Ese ámbito imaginario, pero posible, de confluencia debe centrarse en aquella satisfacción primera en la que Freud vio el origen del yo: la relación arcaica del lactante con la madre. Esa vivencia de la primera satisfacción que abre la carne, desde la muda necesidad a la doble naturaleza del deseo, y que reverbera a la Cosa (materna) en cada actualización de las cosas deseadas, cuando el deseo dobla al mundo como una presencia “físicamente metafísica”.
Sin embargo, este camino de confluencia está cerrado. Aquella solución por el síntoma, ha cerrado el paso a todo pensar que exceda esa instancia. Dejando poco espacio (y sobre todo poco interés) a la confluencia de Marx y Freud. Pero hay algo más en este camino que se cierra, algo relacionado a sus afluentes subterráneas.

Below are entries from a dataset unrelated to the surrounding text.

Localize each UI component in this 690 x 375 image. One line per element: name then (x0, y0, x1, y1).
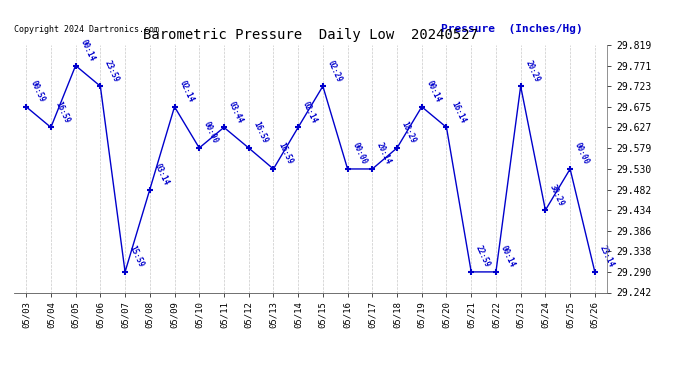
Text: 02:29: 02:29 (326, 58, 344, 83)
Text: 02:14: 02:14 (177, 79, 195, 104)
Text: 30:29: 30:29 (548, 183, 566, 207)
Text: 20:14: 20:14 (375, 141, 393, 166)
Text: 23:14: 23:14 (598, 244, 615, 269)
Text: 02:14: 02:14 (301, 100, 319, 124)
Text: 00:59: 00:59 (29, 79, 47, 104)
Text: 16:14: 16:14 (449, 100, 467, 124)
Text: Pressure  (Inches/Hg): Pressure (Inches/Hg) (441, 24, 583, 34)
Text: 18:29: 18:29 (400, 120, 417, 145)
Text: 16:59: 16:59 (276, 141, 294, 166)
Text: 20:29: 20:29 (524, 58, 542, 83)
Text: 03:14: 03:14 (152, 162, 170, 187)
Text: 03:44: 03:44 (227, 100, 245, 124)
Text: 16:59: 16:59 (54, 100, 72, 124)
Text: 16:59: 16:59 (251, 120, 269, 145)
Text: Copyright 2024 Dartronics.com: Copyright 2024 Dartronics.com (14, 25, 159, 34)
Text: 00:00: 00:00 (202, 120, 220, 145)
Text: 15:59: 15:59 (128, 244, 146, 269)
Text: 00:00: 00:00 (351, 141, 368, 166)
Text: 00:00: 00:00 (573, 141, 591, 166)
Text: 00:14: 00:14 (79, 38, 97, 63)
Text: 00:14: 00:14 (424, 79, 442, 104)
Text: 23:59: 23:59 (103, 58, 121, 83)
Title: Barometric Pressure  Daily Low  20240527: Barometric Pressure Daily Low 20240527 (143, 28, 478, 42)
Text: 00:14: 00:14 (499, 244, 517, 269)
Text: 22:59: 22:59 (474, 244, 492, 269)
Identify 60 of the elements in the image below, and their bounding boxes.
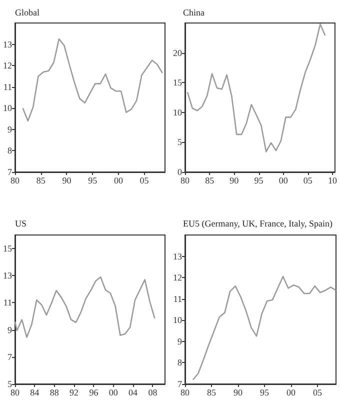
y-tick-label: 0 xyxy=(178,167,182,177)
x-tick-label: 90 xyxy=(62,176,72,186)
y-tick-label: 5 xyxy=(8,379,12,389)
x-tick-label: 90 xyxy=(233,388,243,398)
y-tick-label: 13 xyxy=(173,251,182,262)
line-series xyxy=(186,24,326,152)
y-tick-label: 13 xyxy=(3,39,12,50)
x-tick-label: 88 xyxy=(50,388,60,398)
y-tick-label: 12 xyxy=(173,272,182,283)
y-tick-label: 12 xyxy=(3,60,12,71)
y-tick-label: 10 xyxy=(173,107,182,118)
chart-title: US xyxy=(15,218,27,228)
line-series xyxy=(22,38,164,122)
y-tick-label: 9 xyxy=(8,324,12,335)
y-tick-label: 7 xyxy=(8,167,12,177)
y-tick-label: 15 xyxy=(173,78,182,88)
x-tick-label: 85 xyxy=(36,176,46,186)
y-tick-label: 5 xyxy=(178,137,182,148)
y-tick-label: 7 xyxy=(8,352,12,362)
x-tick-label: 00 xyxy=(114,176,124,186)
x-tick-label: 00 xyxy=(278,176,288,186)
line-series xyxy=(192,276,337,380)
x-tick-label: 84 xyxy=(30,388,40,398)
chart-title: Global xyxy=(15,8,40,18)
line-series xyxy=(14,276,156,338)
x-tick-label: 08 xyxy=(148,388,158,398)
x-tick-label: 80 xyxy=(180,176,190,186)
chart-title: EU5 (Germany, UK, France, Italy, Spain) xyxy=(183,218,333,228)
y-tick-label: 11 xyxy=(173,294,182,304)
y-tick-label: 10 xyxy=(3,103,12,114)
x-tick-label: 85 xyxy=(205,176,215,186)
y-tick-label: 9 xyxy=(178,336,182,346)
x-tick-label: 00 xyxy=(286,388,296,398)
x-tick-label: 04 xyxy=(128,388,138,398)
y-tick-label: 7 xyxy=(178,379,182,389)
x-tick-label: 95 xyxy=(254,176,264,186)
x-tick-label: 80 xyxy=(180,388,190,398)
y-tick-label: 20 xyxy=(173,48,182,58)
y-tick-label: 8 xyxy=(8,146,12,156)
x-tick-label: 92 xyxy=(70,388,79,398)
x-tick-label: 95 xyxy=(88,176,98,186)
x-tick-label: 85 xyxy=(206,388,216,398)
x-tick-label: 95 xyxy=(260,388,270,398)
y-tick-label: 10 xyxy=(173,315,182,326)
y-tick-label: 9 xyxy=(8,124,12,134)
x-tick-label: 10 xyxy=(328,176,338,186)
chart-title: China xyxy=(183,8,205,18)
x-tick-label: 80 xyxy=(10,176,20,186)
x-tick-label: 05 xyxy=(312,388,322,398)
x-tick-label: 96 xyxy=(89,388,99,398)
x-tick-label: 80 xyxy=(10,388,20,398)
y-tick-label: 11 xyxy=(3,298,12,308)
x-tick-label: 05 xyxy=(303,176,313,186)
y-tick-label: 15 xyxy=(3,244,12,254)
y-tick-label: 11 xyxy=(3,82,12,92)
x-tick-label: 90 xyxy=(230,176,240,186)
x-tick-label: 05 xyxy=(140,176,150,186)
y-tick-label: 8 xyxy=(178,358,182,368)
x-tick-label: 00 xyxy=(108,388,118,398)
y-tick-label: 13 xyxy=(3,270,12,281)
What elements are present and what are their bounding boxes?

Descendiendo, entonces, al fundamento mismo de este pensamiento encontramos la oscura operación de la transmutación de la carne que estas teoría soslayan; no ya en la conocida objetividad del ser, es decir en el trabajo (como fetichismo de la mercancía) sino, y mucho más profundamente, en la posibilidad misma del deseo. No es otra que la operación fundamental del cristianismo (algo maquillada), esa que sustituye a la madre arcaica, pura carnalidad gozosa, por la inodora, incolora e insípida virgen madre. Operación que coloca, en ese núcleo que anima nuestra más profunda mater-ialidad, a la espiritualidad paterna; ahora la madre ya no es ni siquiera virgen: la prestidigitación fue completa y el espíritu patriarcal, cristiano y capitalista saca de la galera una paloma: ahora la madre es espíritu santo.
Es el fetichismo del sujeto que vio Marx como soporte de la dominación feudal, sólo que él no vio (no podía verlo) que debía prolongarse, mutatis mutandi, en la forma mercancía, o en otras palabras: que para que haya habido fetichismo de la mercancía tuvo que haber antes fetichismo del sujeto. Pero, y más importante aún, que el fetichismo de la mercancía solo puede existir sobre la forma del fetichismo del sujeto, superado y conservado. Hablamos no de otra cosa sino de ese sujeto como “núcleo de verdad histórica” al que se referían Carpintero y Vainer.
Esto, pensamos, es precisamente el fundamento que se escapa al discurso de esta polémica, no por censura sino por castración. Esa castración que aparece como lo único real y nos encierra en nosotros mismos.